Saturday, April 15, 2006

The Spiritual Sword

The April 2006 issue of the Spiritual Sword is entitled, "A Century of Controversy: 1906-2006." I encourage you to get a copy and read it. I think this is one of the finest and most important issues of this periodical. Alan Highers, editor, has done a marvelous job in laying out a periodical that shows the underlying controversy and why many of us will not relinquish our desire to hold to Biblical authority for popular religion. You can subscribe to the Spiritual Sword at 901-743-0464. The cost is a mere $6.00 per year. I urge you to do so.

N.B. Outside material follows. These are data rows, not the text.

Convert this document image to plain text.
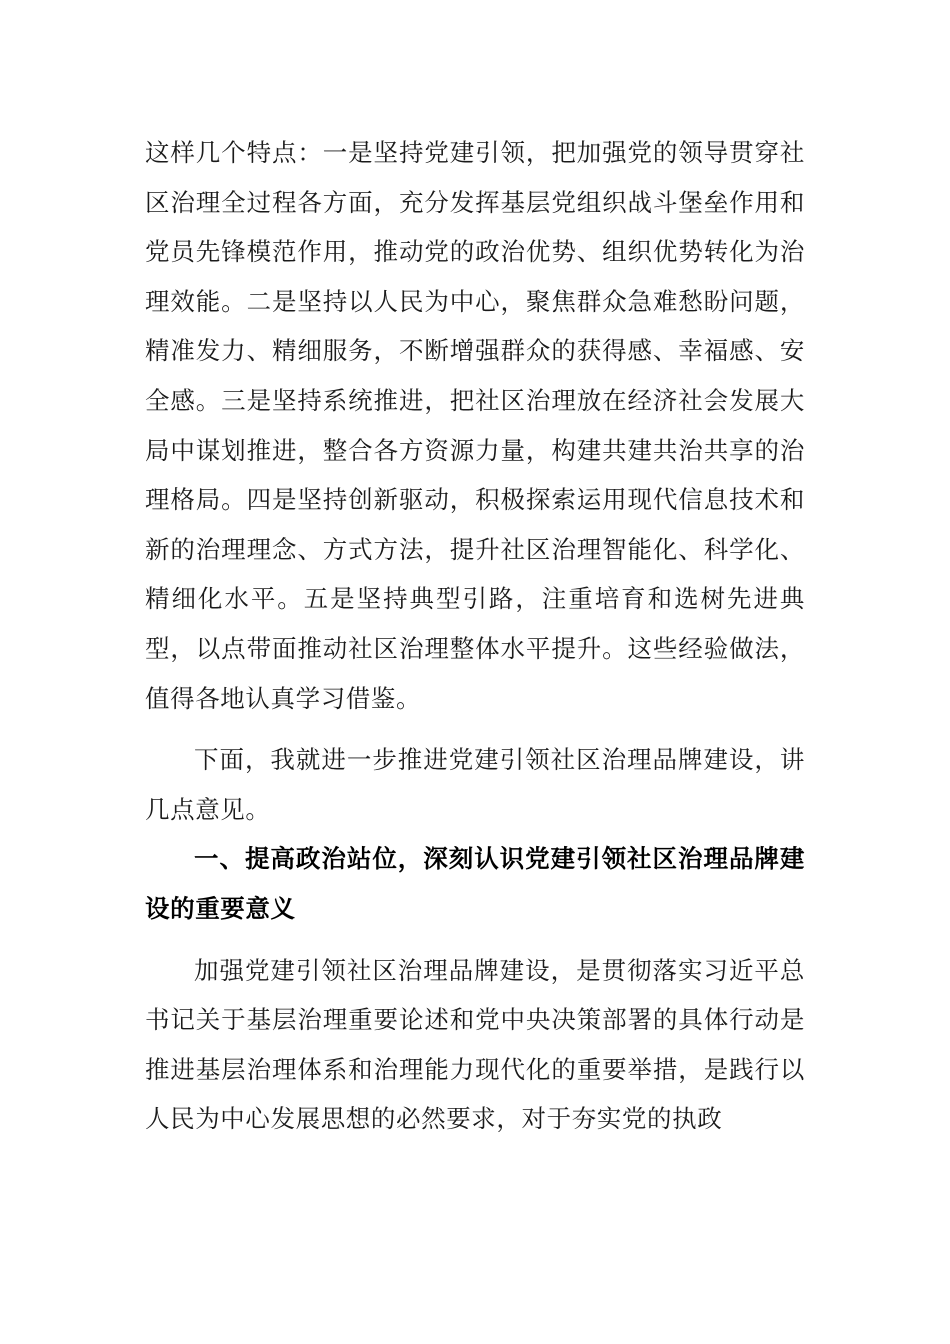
这样几个特点：一是坚持党建引领，把加强党的领导贯穿社区治理全过程各方面，充分发挥基层党组织战斗堡垒作用和党员先锋模范作用，推动党的政治优势、组织优势转化为治理效能。二是坚持以人民为中心，聚焦群众急难愁盼问题，精准发力、精细服务，不断增强群众的获得感、幸福感、安全感。三是坚持系统推进，把社区治理放在经济社会发展大局中谋划推进，整合各方资源力量，构建共建共治共享的治理格局。四是坚持创新驱动，积极探索运用现代信息技术和新的治理理念、方式方法，提升社区治理智能化、科学化、精细化水平。五是坚持典型引路，注重培育和选树先进典型，以点带面推动社区治理整体水平提升。这些经验做法，值得各地认真学习借鉴。

下面，我就进一步推进党建引领社区治理品牌建设，讲几点意见。

一、提高政治站位，深刻认识党建引领社区治理品牌建设的重要意义

加强党建引领社区治理品牌建设，是贯彻落实习近平总书记关于基层治理重要论述和党中央决策部署的具体行动是推进基层治理体系和治理能力现代化的重要举措，是践行以人民为中心发展思想的必然要求，对于夯实党的执政
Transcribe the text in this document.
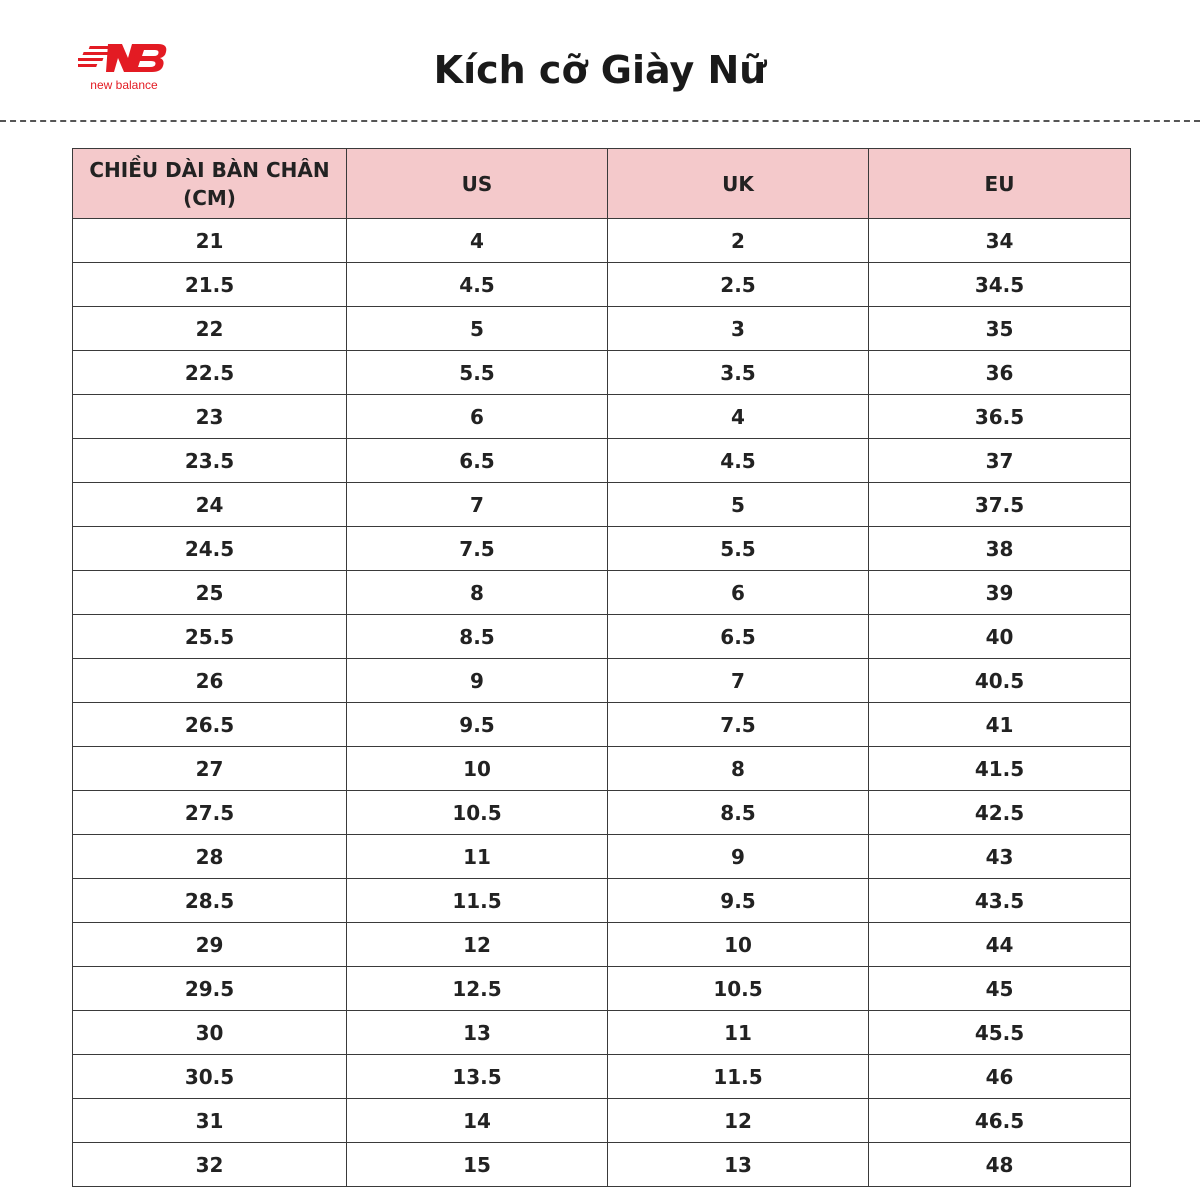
new balance	Kích cỡ Giày Nữ
CHIỀU DÀI BÀN CHÂN (CM)	US	UK	EU
21	4	2	34
21.5	4.5	2.5	34.5
22	5	3	35
22.5	5.5	3.5	36
23	6	4	36.5
23.5	6.5	4.5	37
24	7	5	37.5
24.5	7.5	5.5	38
25	8	6	39
25.5	8.5	6.5	40
26	9	7	40.5
26.5	9.5	7.5	41
27	10	8	41.5
27.5	10.5	8.5	42.5
28	11	9	43
28.5	11.5	9.5	43.5
29	12	10	44
29.5	12.5	10.5	45
30	13	11	45.5
30.5	13.5	11.5	46
31	14	12	46.5
32	15	13	48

Christianity holds that Christ is Lord (Acts 2:36). As Lord, He is the one and only head of His church. Only He can make the laws or rules of the church. Some folks don't like laws or rules, but we wonder how the Lord can rule in our lives if there are no rules. Of course, that is the point. They want Jesus as their Savior and Lord, but they do not want the Bible making rules in their lives.

The all-sufficient New Testament is final and authoritative. Since it lacks any instruction for the use of the instrument, we have no authority for its use. Apparently the early church understood this well. They did not use it and were vehemently opposed to its use because it was worldly.

I have heard a number of psallo and psalmos arguments in recent years that supposedly support the use of instruments in Christian worship. They all break down, however, when you consider that if psallo or psalmos enjoined the instrument, the early church would have known it and practiced it. They knew Greek. The simple fact is that this argument fails. It was first hatched up by George P. Slade in 1878 in order to justify the use of the instrument. First they said it had to be used. When they were corrected, they then argued it could be used. But if it could be used, why didn't anyone in the early church for hundreds of years use it? Instruments were available. Instruments were used in all the pagan religions. They didn't use them, because God gave no consent for them.

If Christianity belongs to God, then shouldn't we do God's will rather than relinquish our "freedom" to the imitation of worldly sects? One fellow demands his Christian "freedom" to do what God never enjoined, authorized, or instructed. He is finding his freedom by imitating those outside of the Lord's church, not inside. Our freedom in Christ is not a warrant to imitate those who practice things outside the authority of Christ, like instruments of music. Ought we not to find our freedom by imitating the Lord's teaching rather than abberations of it? Paul spoke of those who left the freedom of Christ by embracing the thinking of the Judaizers (Galatians 5). Real freedom is found in "abiding in my words" (Jn 8:31-32) not by embracing that which is outside of Christ.

I hope you'll read this issue of Spiritual Sword. It speaks clearly and truthfully.